– Мучаюсь, брат, – ответил тот, – стараюсь не оскверняться.
– Пойдем, ребята, покажу место, где можно подымить! – предложил Алексей.
Они остались на чердаке втроем. Горе отошел в дальний угол и курил там, глядя из окошечка на море.
– Не хочу жаловаться, брат, но деваться некуда. – Фома стоял рядом с Пухом, смотрел в темный угол чердака и говорил вполголоса. – И сказать больше некому. Уж извини.
Пух пропустил мимо ушей последнюю фразу и молчал.
Фома подбирал слова:
– Я, в общем, сюда приехал из-за того, что радоваться перестал. Дома утром просыпаюсь, а лучше бы не просыпался. Черт с ним, что все болит. Привык. Не это важно. Но ничему не радуюсь. Вот здесь уже всё. – Фома приставил к горлу два пальца в виде вилки. – Начинаю думать и не пойму никак, – продолжил он ровно, без эмоций, будто говорил не о себе, – неужели я один остался да еще и сам себя загнал в угол? Родителям не до меня, у них своя жизнь. Столько лет не ездил, даже не звонил. Да и мне они нужны ли, не знаю. Мы только нервы друг другу трепали.
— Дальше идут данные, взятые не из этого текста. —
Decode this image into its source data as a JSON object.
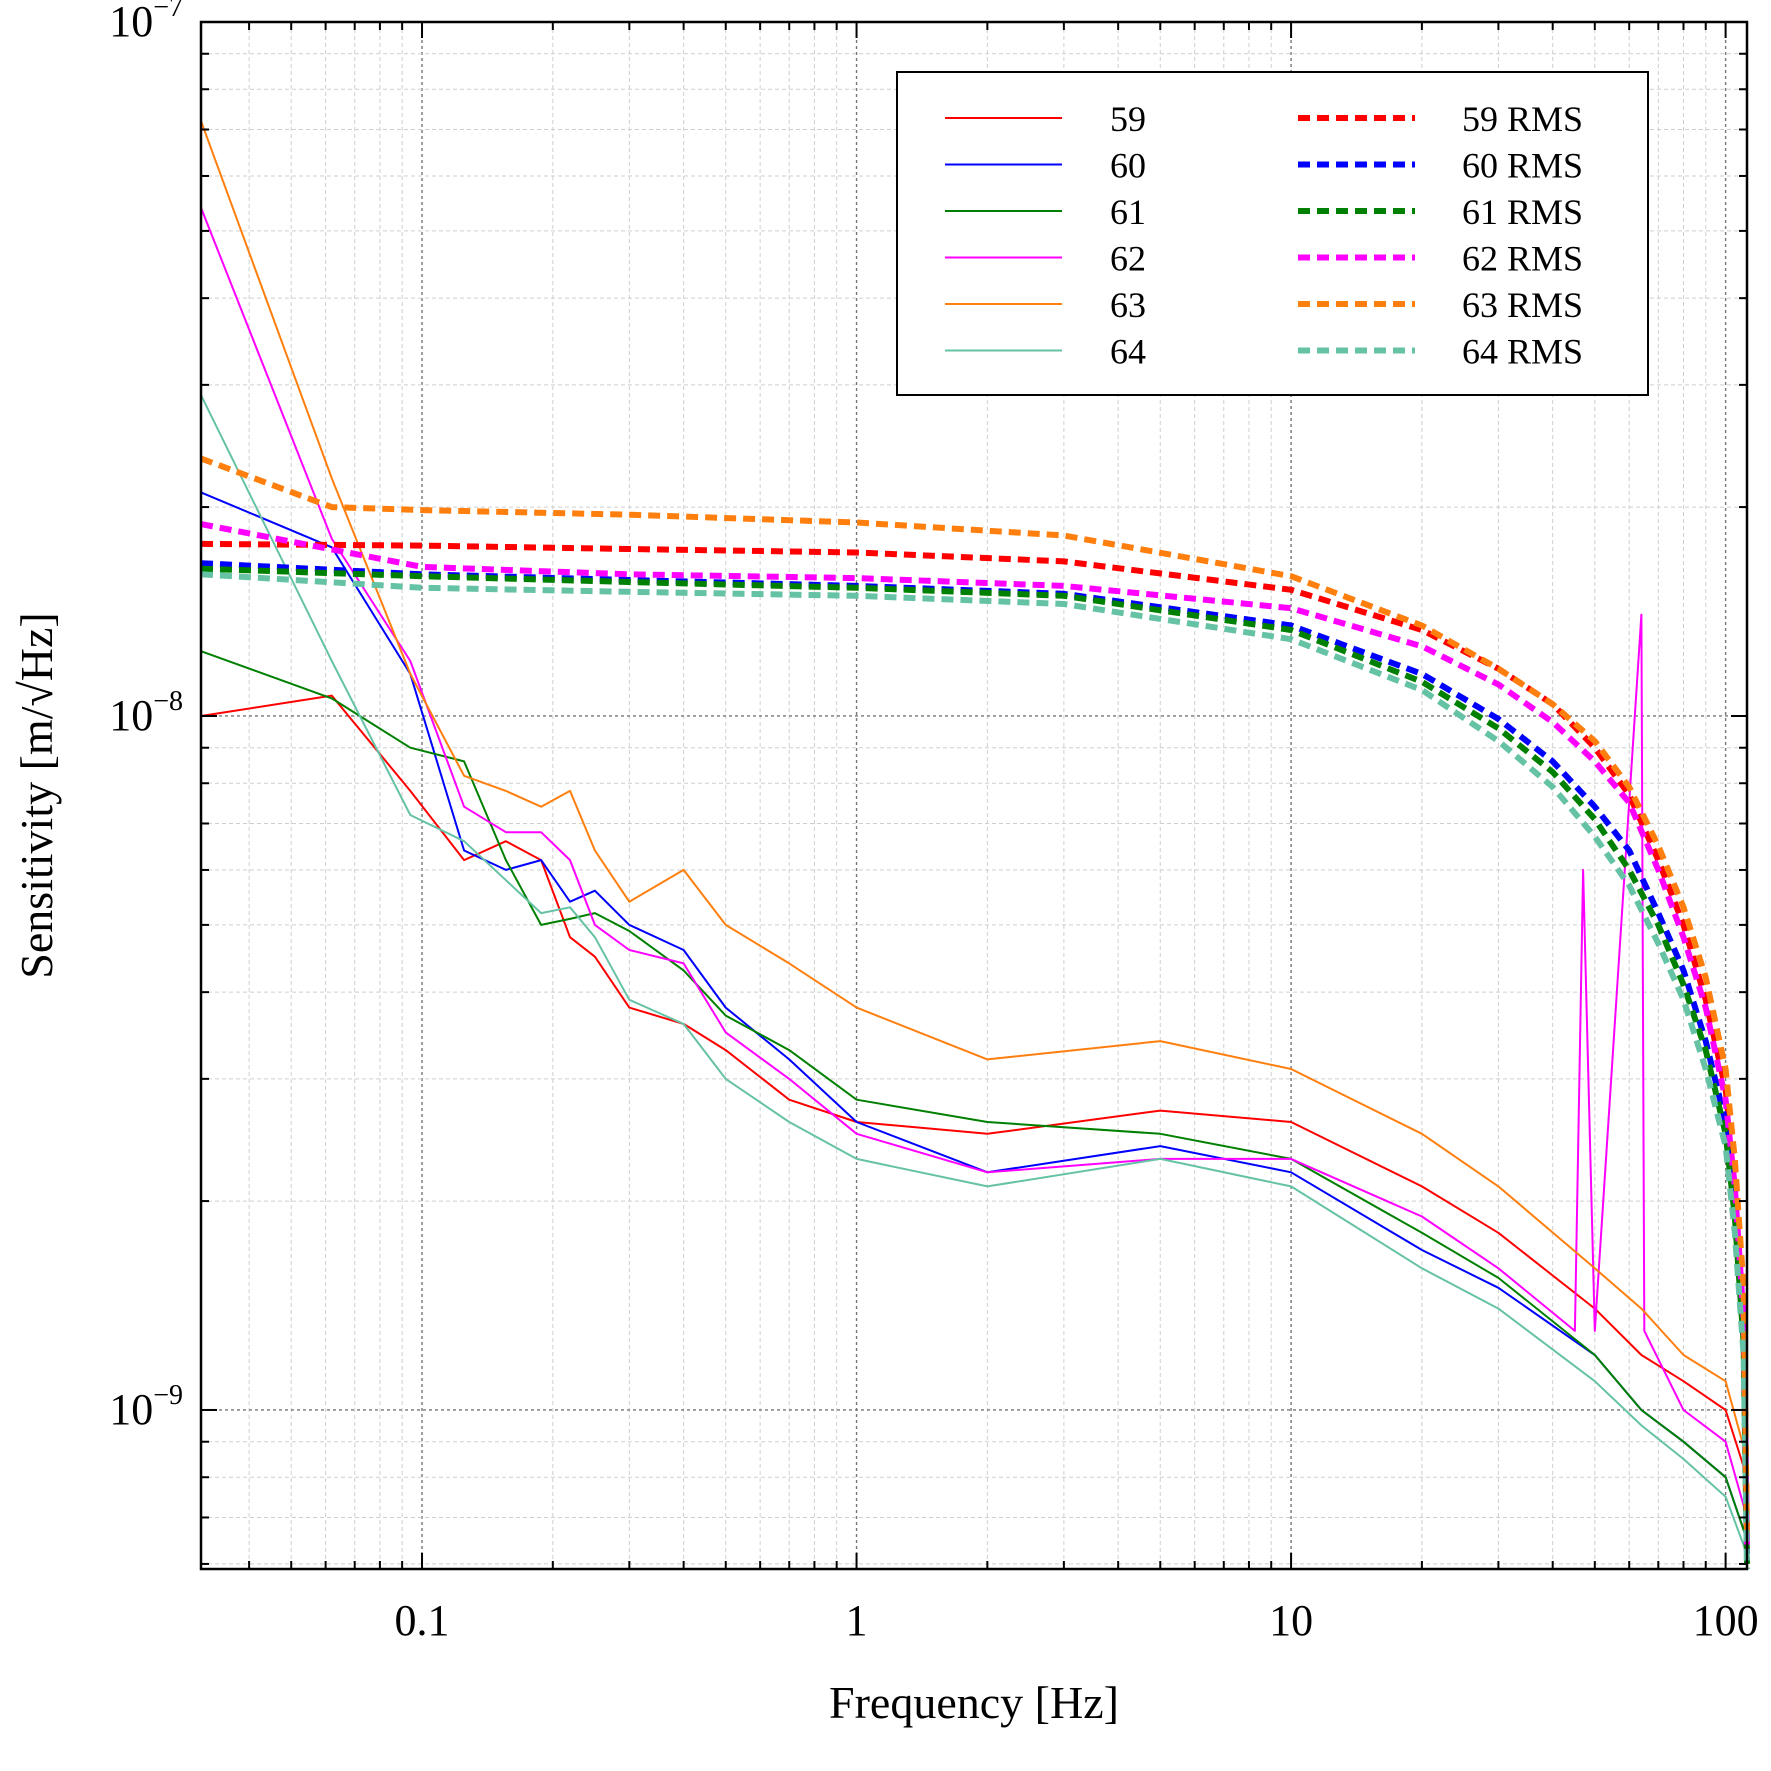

Что говорить, с четырнадцати лет по казармам. Тогда и детство кончилось. Я обижался до слез. Теперь они, наверное, обижаются.
Фома смотрел, как Пух углом рта выдувает дым, чтоб не соблазнять его. Все равно сквозь серые клубы Пуху не было видно его глаз.
– Потом жена. Не можем вместе жить. Пока служил – терпела, сама все устраивала. Я постоянно в разъездах, она за это время и выучилась, и в люди выбилась, и дом построила. Привыкла без меня. Я ей теперь и не нужен. Да и она уже не моя теперь, чья-то чужая. Еще бы, три года в разводе. Иногда казалось, что сможем все сначала, плохо ведь бывает друг без друга, а два дня живем вместе, и всё. Молчим, говорить не о чем. Прикоснуться к ней не могу, как подумаю, что у нее кто-то был… Но я ведь и сам такой… А другие мне тем более не нужны… Она мне снится иногда, и тут понимаю, что лучше ее никого и нет…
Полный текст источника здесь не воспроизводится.